Peki kidfluencerlık etik, psikolojik ve ekonomik olarak nasıl sorunlar üretiyor? Bu, postmodern bir çocuk işçiliği mi?
Bilgi Üniversitesi Yeni Medya Bölümü Öğretim Üyesi Dr. Esra Ercan Bilgiç, Psikolog Berfin Koç ve Avukat Birce Aksal ile konuştuk.
Düzenlemeler yetersiz
Önce işin hukuki kısmına bakalım. Türkiye’de sosyal medya kullanımına dair bir yaş sınırı yok.

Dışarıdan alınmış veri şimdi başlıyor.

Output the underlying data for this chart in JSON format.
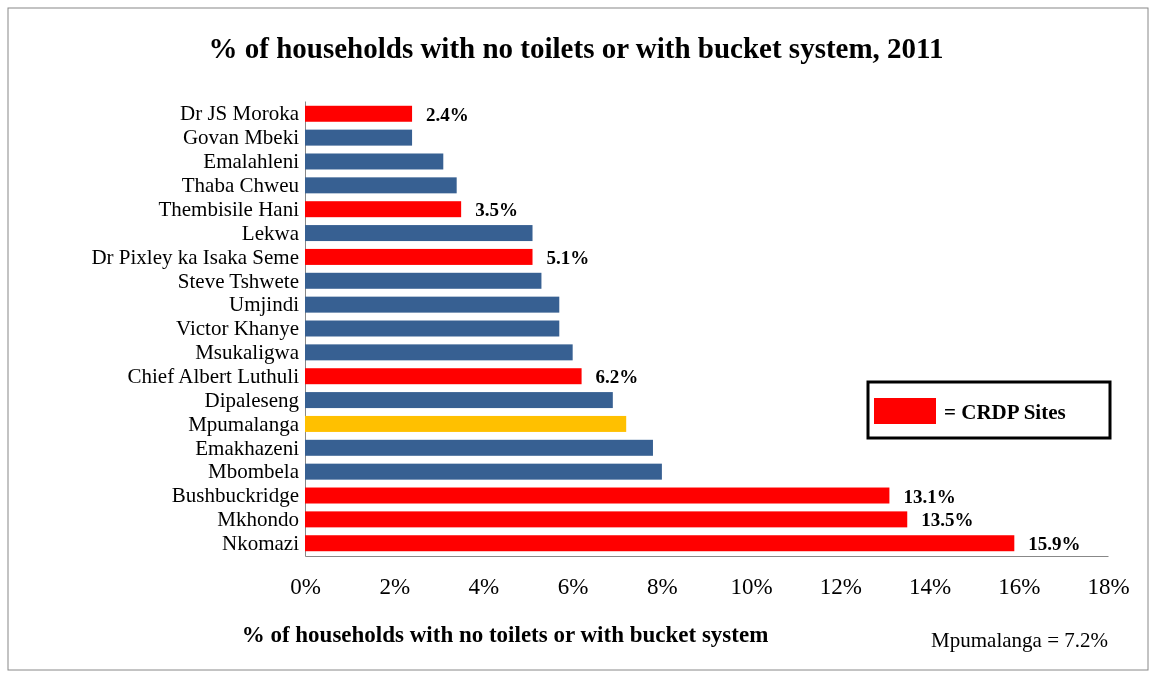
{
  "chart_data": {
    "type": "bar",
    "orientation": "horizontal",
    "stacked": true,
    "title": "% of households with no toilets or with bucket system, 2011",
    "xlabel": "% of households with no toilets or with bucket system",
    "categories": [
      "Dr JS Moroka",
      "Govan Mbeki",
      "Emalahleni",
      "Thaba Chweu",
      "Thembisile Hani",
      "Lekwa",
      "Dr Pixley ka Isaka Seme",
      "Steve Tshwete",
      "Umjindi",
      "Victor Khanye",
      "Msukaligwa",
      "Chief Albert Luthuli",
      "Dipaleseng",
      "Mpumalanga",
      "Emakhazeni",
      "Mbombela",
      "Bushbuckridge",
      "Mkhondo",
      "Nkomazi"
    ],
    "series": [
      {
        "name": "= CRDP Sites",
        "color": "#ff0000",
        "values": [
          2.4,
          null,
          null,
          null,
          3.5,
          null,
          5.1,
          null,
          null,
          null,
          null,
          6.2,
          null,
          null,
          null,
          null,
          13.1,
          13.5,
          15.9
        ],
        "value_labels": [
          "2.4%",
          null,
          null,
          null,
          "3.5%",
          null,
          "5.1%",
          null,
          null,
          null,
          null,
          "6.2%",
          null,
          null,
          null,
          null,
          "13.1%",
          "13.5%",
          "15.9%"
        ]
      },
      {
        "color": "#376092",
        "values": [
          null,
          2.4,
          3.1,
          3.4,
          null,
          5.1,
          null,
          5.3,
          5.7,
          5.7,
          6.0,
          null,
          6.9,
          null,
          7.8,
          8.0,
          null,
          null,
          null
        ]
      },
      {
        "color": "#ffc000",
        "values": [
          null,
          null,
          null,
          null,
          null,
          null,
          null,
          null,
          null,
          null,
          null,
          null,
          null,
          7.2,
          null,
          null,
          null,
          null,
          null
        ]
      }
    ],
    "xlim": [
      0,
      18
    ],
    "xticks": [
      {
        "value": 0,
        "label": "0%"
      },
      {
        "value": 2,
        "label": "2%"
      },
      {
        "value": 4,
        "label": "4%"
      },
      {
        "value": 6,
        "label": "6%"
      },
      {
        "value": 8,
        "label": "8%"
      },
      {
        "value": 10,
        "label": "10%"
      },
      {
        "value": 12,
        "label": "12%"
      },
      {
        "value": 14,
        "label": "14%"
      },
      {
        "value": 16,
        "label": "16%"
      },
      {
        "value": 18,
        "label": "18%"
      }
    ],
    "legend": "right",
    "grid": false,
    "annotations": [
      "Mpumalanga = 7.2%"
    ]
  }
}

Avustralya'da 16 yaş altındaki bireylerin sosyal medya platformlarını kullanması yasak. Amerika Birleşik Devletleri'nde ise COPA (Çocukların Çevrimiçi Gizliliğini Koruma Yasası) kapsamında, 13 yaş altı çocukların kişisel verilerinin toplanması veya kullanılması için ebeveyn onayı zorunlu.
Avukat Birce Aksakal’ın verdiği bilgiye göre Aile ve Sosyal Hizmetler Bakanlığı, özellikle 16 yaş altı çocuklar için sosyal medya ve dijital oyun platformlarını kapsayan bir mevzuat hazırlığında. Dahası, Ulaştırma ve Altyapı Bakanlığı’nın çocukların sosyal medya erişimini düzenlemek amacıyla diğer bakanlıklarla görüştüğüne dair bilgiler de var. Ancak bunlar hep, çocukların erişimiyle ilgili. Onların ebeveynlerce kullanılmasıyla değil.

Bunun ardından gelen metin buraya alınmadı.